BM ise, Suriye hükümeti tarafından “terörist” olarak kabul edilen gruplarla iletişim yasağının, BM ve ortak kuruluşların “güvenli ve engelsiz insani operasyonları yürütmek için operasyonel olarak gerekli olduğu sürece ilgili devlet ve devlet dışı taraflarla” ilişki kurmasını engelleyeceği yanıtını verdi.

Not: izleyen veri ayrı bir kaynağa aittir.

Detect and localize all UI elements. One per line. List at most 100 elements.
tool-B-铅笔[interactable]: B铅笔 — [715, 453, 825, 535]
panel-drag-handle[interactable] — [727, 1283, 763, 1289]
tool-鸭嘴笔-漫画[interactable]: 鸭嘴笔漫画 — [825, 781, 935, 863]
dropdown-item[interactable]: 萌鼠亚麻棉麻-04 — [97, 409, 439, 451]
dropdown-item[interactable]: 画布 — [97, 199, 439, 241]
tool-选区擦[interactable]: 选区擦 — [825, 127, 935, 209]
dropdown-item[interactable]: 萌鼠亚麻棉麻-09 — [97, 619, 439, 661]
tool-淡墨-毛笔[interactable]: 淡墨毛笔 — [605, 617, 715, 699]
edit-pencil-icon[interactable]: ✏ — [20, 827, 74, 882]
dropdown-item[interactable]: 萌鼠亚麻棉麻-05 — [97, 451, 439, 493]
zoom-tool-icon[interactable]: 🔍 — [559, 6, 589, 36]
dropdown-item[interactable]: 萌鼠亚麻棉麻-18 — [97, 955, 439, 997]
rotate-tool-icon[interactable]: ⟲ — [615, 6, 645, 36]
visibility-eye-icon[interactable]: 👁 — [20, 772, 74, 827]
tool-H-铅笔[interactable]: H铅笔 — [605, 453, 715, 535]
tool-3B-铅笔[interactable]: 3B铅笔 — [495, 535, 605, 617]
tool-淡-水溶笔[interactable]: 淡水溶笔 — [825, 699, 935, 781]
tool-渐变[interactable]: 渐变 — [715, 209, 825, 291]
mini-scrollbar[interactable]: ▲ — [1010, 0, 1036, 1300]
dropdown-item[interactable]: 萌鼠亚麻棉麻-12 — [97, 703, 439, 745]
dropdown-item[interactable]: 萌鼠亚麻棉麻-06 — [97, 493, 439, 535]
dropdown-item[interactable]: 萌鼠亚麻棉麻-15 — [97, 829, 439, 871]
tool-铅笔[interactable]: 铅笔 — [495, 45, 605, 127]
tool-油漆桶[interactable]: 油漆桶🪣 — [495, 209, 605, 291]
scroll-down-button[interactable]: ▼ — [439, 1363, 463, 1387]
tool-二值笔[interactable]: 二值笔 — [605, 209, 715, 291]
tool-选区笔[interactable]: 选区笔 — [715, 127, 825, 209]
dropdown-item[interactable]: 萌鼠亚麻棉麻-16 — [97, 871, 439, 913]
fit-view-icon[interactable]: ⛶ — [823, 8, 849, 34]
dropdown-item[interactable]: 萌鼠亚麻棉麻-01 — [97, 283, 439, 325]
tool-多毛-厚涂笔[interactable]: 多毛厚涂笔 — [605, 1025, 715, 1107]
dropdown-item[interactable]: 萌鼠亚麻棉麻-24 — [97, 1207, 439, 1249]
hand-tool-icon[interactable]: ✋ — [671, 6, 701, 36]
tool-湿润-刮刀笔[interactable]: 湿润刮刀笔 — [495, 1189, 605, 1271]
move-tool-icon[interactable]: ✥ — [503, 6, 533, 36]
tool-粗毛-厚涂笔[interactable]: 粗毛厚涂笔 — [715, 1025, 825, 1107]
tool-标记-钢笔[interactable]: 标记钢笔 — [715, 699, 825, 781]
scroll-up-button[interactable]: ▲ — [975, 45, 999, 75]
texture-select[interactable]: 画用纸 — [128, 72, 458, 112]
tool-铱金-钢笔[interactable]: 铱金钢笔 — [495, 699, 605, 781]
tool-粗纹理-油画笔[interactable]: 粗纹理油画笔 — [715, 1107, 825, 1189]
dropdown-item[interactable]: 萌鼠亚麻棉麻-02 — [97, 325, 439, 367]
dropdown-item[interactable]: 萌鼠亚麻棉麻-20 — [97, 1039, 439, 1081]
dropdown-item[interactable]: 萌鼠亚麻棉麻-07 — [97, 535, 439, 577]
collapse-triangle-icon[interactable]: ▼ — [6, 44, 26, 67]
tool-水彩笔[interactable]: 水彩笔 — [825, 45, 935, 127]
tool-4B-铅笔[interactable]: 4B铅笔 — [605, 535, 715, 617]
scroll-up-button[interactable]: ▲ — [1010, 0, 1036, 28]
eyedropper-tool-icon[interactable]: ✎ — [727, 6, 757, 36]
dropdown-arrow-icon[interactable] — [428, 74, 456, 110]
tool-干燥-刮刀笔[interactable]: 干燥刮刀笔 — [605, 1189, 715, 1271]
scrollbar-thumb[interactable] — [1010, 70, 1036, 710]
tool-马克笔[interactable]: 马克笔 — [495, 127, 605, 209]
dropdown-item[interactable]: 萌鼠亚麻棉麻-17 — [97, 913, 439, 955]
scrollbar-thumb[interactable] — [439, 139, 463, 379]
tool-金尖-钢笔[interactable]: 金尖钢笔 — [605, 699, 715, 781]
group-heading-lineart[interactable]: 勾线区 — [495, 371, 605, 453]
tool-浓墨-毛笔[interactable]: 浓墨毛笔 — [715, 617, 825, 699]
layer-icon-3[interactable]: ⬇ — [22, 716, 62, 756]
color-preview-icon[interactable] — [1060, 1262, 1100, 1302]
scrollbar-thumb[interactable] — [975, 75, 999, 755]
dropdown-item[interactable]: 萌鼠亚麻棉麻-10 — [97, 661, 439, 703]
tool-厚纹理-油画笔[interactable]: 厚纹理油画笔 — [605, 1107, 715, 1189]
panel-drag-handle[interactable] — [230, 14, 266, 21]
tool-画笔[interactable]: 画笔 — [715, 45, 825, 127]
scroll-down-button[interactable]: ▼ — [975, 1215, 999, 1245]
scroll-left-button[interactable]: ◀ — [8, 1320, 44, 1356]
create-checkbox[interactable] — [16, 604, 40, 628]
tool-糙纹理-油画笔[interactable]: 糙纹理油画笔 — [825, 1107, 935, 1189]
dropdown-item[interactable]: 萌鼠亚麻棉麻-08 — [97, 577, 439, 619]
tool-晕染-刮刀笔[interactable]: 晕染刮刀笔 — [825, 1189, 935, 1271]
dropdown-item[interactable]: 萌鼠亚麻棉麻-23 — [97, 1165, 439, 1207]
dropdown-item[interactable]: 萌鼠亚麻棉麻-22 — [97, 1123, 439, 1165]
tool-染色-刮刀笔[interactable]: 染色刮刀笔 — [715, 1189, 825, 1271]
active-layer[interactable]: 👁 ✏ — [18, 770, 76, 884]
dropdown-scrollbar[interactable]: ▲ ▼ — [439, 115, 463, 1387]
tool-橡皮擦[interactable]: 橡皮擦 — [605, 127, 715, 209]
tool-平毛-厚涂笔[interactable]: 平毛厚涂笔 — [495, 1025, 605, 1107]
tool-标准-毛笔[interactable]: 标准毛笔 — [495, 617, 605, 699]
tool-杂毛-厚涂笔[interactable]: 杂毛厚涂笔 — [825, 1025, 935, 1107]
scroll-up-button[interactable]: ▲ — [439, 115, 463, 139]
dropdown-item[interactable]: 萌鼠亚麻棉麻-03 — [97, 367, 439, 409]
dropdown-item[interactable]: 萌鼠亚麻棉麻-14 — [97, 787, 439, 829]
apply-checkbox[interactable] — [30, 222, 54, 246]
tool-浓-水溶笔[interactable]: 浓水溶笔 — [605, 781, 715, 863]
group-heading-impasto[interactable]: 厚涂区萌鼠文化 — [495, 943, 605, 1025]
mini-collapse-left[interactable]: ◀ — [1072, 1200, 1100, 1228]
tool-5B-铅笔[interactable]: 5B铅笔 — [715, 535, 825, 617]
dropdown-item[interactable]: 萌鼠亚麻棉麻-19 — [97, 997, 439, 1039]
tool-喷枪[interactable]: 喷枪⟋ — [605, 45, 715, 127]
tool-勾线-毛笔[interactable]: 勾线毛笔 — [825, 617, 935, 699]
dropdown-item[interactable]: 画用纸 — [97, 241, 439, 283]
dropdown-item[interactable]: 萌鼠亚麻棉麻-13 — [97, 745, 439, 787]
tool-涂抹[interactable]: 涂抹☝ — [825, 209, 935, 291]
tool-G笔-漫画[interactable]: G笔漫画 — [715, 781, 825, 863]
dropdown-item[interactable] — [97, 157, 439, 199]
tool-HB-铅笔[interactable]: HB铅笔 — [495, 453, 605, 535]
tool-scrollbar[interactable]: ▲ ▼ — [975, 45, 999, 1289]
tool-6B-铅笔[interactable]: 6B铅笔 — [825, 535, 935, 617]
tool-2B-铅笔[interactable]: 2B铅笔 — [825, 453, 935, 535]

Bir mektupta, yardım teslimatlarının Kızılhaç veya Kızılay tarafından denetlenmesi gerektiğinin şart koşması “ne Birleşmiş Milletler’in bağımsızlığı ile tutarlı ne de pratik” çünkü bu kuruluşlar “kuzeybatı Suriye’de mevcut değil” denildi.
Anlaşmanın ayrıntıları neler?
Haq’ın açıklamasında Suriyelilerle varılan anlaşmaya ilişkin ayrıntı verilmedi. Ancak BM’nin Bab al-Hawa kapısını altı ay daha kullanabileceği anlaşılıyor.
BM, bu kapının açık kalmasının kuzeybatı Suriye’deki insani krizi hafifletmeye yardımcı olacağını umuyor. BM, bu bölgedeki insanların yüzde 60’ının aşırı yoksulluk içinde yaşadığını, yüzde 70’inin gıda güvensizliği çektiğini ve yüzde 20’sinin kronik hastalıklara sahip olduğunu belirtiyor.
BM ayrıca, bu kapının açık kalmasının Covid-19 salgınına karşı mücadelede de önemli olduğunu vurguluyor. BM, kuzeybatı Suriye’de sadece 60 yoğun bakım ünitesi bulunduğunu ve aşı temininin çok sınırlı olduğunu söylüyor.
BM Genel Sekreteri Guterres, anlaşmanın ardından yaptığı açıklamada, “Bu anlayışın uygulanmasıyla birlikte, kuzeybatı Suriye’deki milyonlarca insanın hayatını kurtarmak için hayati önem taşıyan insani yardımın devam etmesini sağlamak için çalışmaya devam edeceğiz” dedi.